Salo left the game with an upper-body injury.
Because of the hit, Marchand had a hearing with the league on Monday. But prior to the hearing, Chiarelli defended Marchand, and told the media that he doesn't want his pesky forward to change his game.
"It's about protecting yourself," said Chiarelli. "That's what this is all about.
"We're a physical team, and we're going to be under the microscope for being that. But our players are generally clean. Every team has players that do dirty things. A dirty thing isn't an illegal thing, it just happens. That's why penalties are in place. That's why supplemental discipline's in place.
"But Marchand was protecting himself, and we're going to tell our players to protect themselves."
Chiarelli pointed out that Keith Ballard is notorious for hip checks, and asked what the difference was between his signature hits and the one Marchand put on Salo on Saturday.
"With respect to some of the comments made from Ballard, regarding what's a hip check and what's clipping, and all that stuff, I mean, I think that's naive too," said Chairelli.
"What makes a difference if you have the puck or if you don't, on a hip check? What's the difference? To say that there's a distinction, there's not. It's like a reverse check. And Ballard, he's notorious for that stuff, with or without the puck."
Chiarelli said he didn't know what to expect from Monday's hearing, but he does know that there's no need for the other side calling out Marchand before that hearing.
"I look at the hit, I certainly don't think it was clipping," said Chiarelli. "He hit him in the rear, if you look at it closely. But if they think it is clipping and they hand something down, fine, we'll accept it.
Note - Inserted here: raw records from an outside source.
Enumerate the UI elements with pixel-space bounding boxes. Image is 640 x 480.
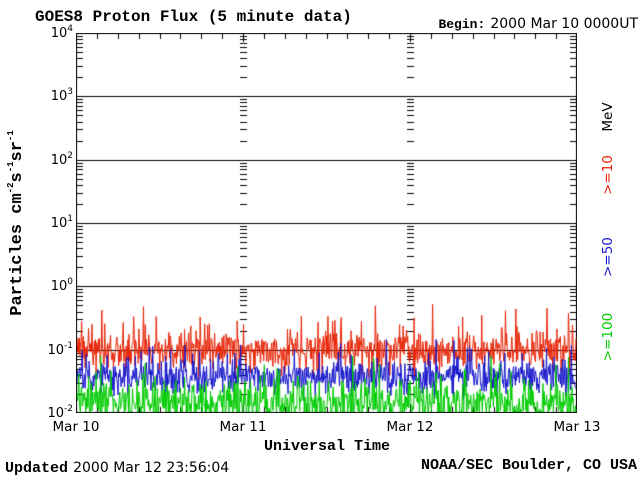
series-label-10: >=10	[600, 155, 616, 195]
series-label-100: >=100	[600, 312, 616, 362]
updated-label: Updated	[5, 460, 69, 477]
x-axis-title: Universal Time	[263, 438, 391, 455]
y-tick-label: 103	[50, 87, 73, 105]
y-axis-title: Particles cm-2s-1sr-1	[6, 130, 27, 316]
y-tick-label: 10-2	[47, 403, 73, 422]
updated-value: 2000 Mar 12 23:56:04	[73, 460, 230, 476]
updated-line: Updated 2000 Mar 12 23:56:04	[5, 457, 229, 477]
x-tick-label: Mar 13	[553, 419, 601, 435]
y-tick-label: 10-1	[47, 340, 73, 358]
y-tick-label: 102	[50, 150, 73, 168]
begin-value: 2000 Mar 10 0000UT	[490, 16, 638, 32]
x-tick-label: Mar 11	[219, 419, 267, 435]
unit-label-mev: MeV	[600, 102, 616, 132]
chart-title: GOES8 Proton Flux (5 minute data)	[35, 8, 352, 26]
begin-label: Begin:	[438, 17, 486, 32]
y-tick-label: 104	[50, 23, 73, 42]
y-tick-label: 100	[50, 277, 73, 295]
begin-time-line: Begin: 2000 Mar 10 0000UT	[438, 13, 638, 32]
y-tick-label: 101	[50, 213, 73, 232]
x-tick-label: Mar 10	[52, 419, 100, 435]
plot-area	[76, 33, 577, 413]
credit-text: NOAA/SEC Boulder, CO USA	[420, 457, 637, 474]
series-label-50: >=50	[600, 237, 616, 277]
x-tick-label: Mar 12	[386, 419, 434, 435]
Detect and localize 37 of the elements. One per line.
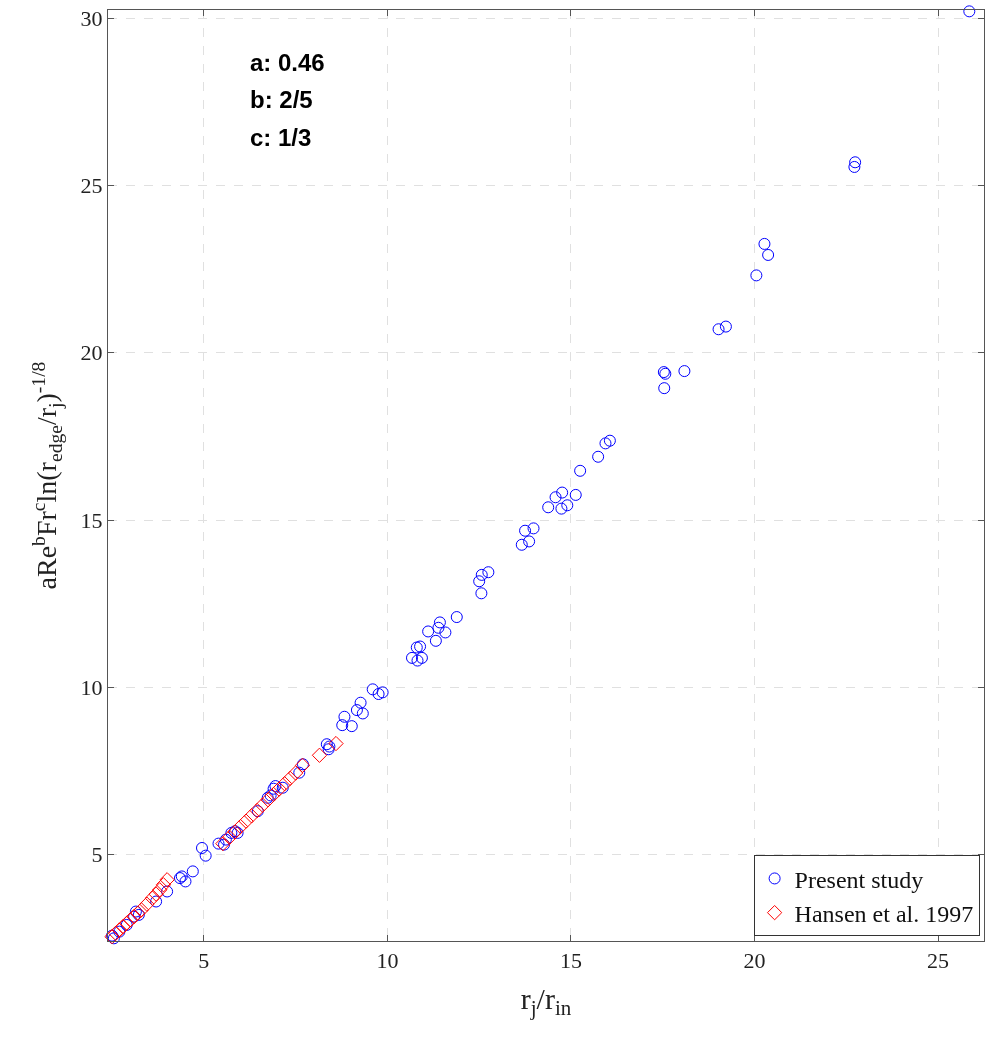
point xyxy=(287,765,304,781)
point xyxy=(238,813,254,829)
y-tick-label: 15 xyxy=(80,507,103,533)
point xyxy=(139,896,155,912)
point xyxy=(254,797,271,813)
x-tick-label: 15 xyxy=(559,948,582,974)
legend-label: Hansen et al. 1997 xyxy=(794,901,974,927)
y-tick-label: 25 xyxy=(80,173,103,199)
point xyxy=(148,886,164,902)
annotation: b: 2/5 xyxy=(250,86,313,113)
annotation: a: 0.46 xyxy=(250,49,325,76)
annotation: c: 1/3 xyxy=(250,124,312,151)
point xyxy=(271,781,287,797)
x-axis-title: r$_{j}$/r$_{in}$ xyxy=(520,981,572,1021)
x-tick-label: 5 xyxy=(198,948,210,974)
point xyxy=(133,902,150,918)
x-tick-label: 20 xyxy=(743,948,766,974)
point xyxy=(282,770,298,787)
point xyxy=(232,818,249,835)
point xyxy=(144,890,161,906)
point xyxy=(221,829,238,845)
point xyxy=(152,882,168,898)
y-tick-label: 5 xyxy=(91,842,103,868)
point xyxy=(328,735,344,752)
point xyxy=(265,786,282,803)
point xyxy=(311,747,328,763)
legend-label: Present study xyxy=(794,866,924,893)
y-tick-label: 30 xyxy=(80,5,103,31)
point xyxy=(159,872,175,888)
point xyxy=(243,808,260,824)
y-tick-label: 10 xyxy=(80,675,103,701)
y-tick-label: 20 xyxy=(80,340,103,366)
point xyxy=(260,792,276,808)
x-tick-label: 25 xyxy=(927,948,950,974)
point xyxy=(155,877,172,893)
point xyxy=(276,776,293,792)
x-tick-label: 10 xyxy=(376,948,399,974)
Again, I think they do a good job. There's a lot of discussion amongst their group when they hand out these things.
"But the lobbying, I call it propaganda that comes out yesterday, in advance of the hearing, I think it's distasteful."
The most distasteful comments he heard was from Vancouver's coach, about Marchand going to "get it."
"I think we've learned our lesson over time, that, that's a real inappropriate comment," said Chiarelli. "That's a real inappropriate comment. And it's an unprofessional comment.
"There's a carryover effect from the playoffs. It's a big game, it's a hyped-up game. There's a lot of probably pent-up emotion that was behind Vigneault's comment. Having said all that, they shouldn't say stuff like that."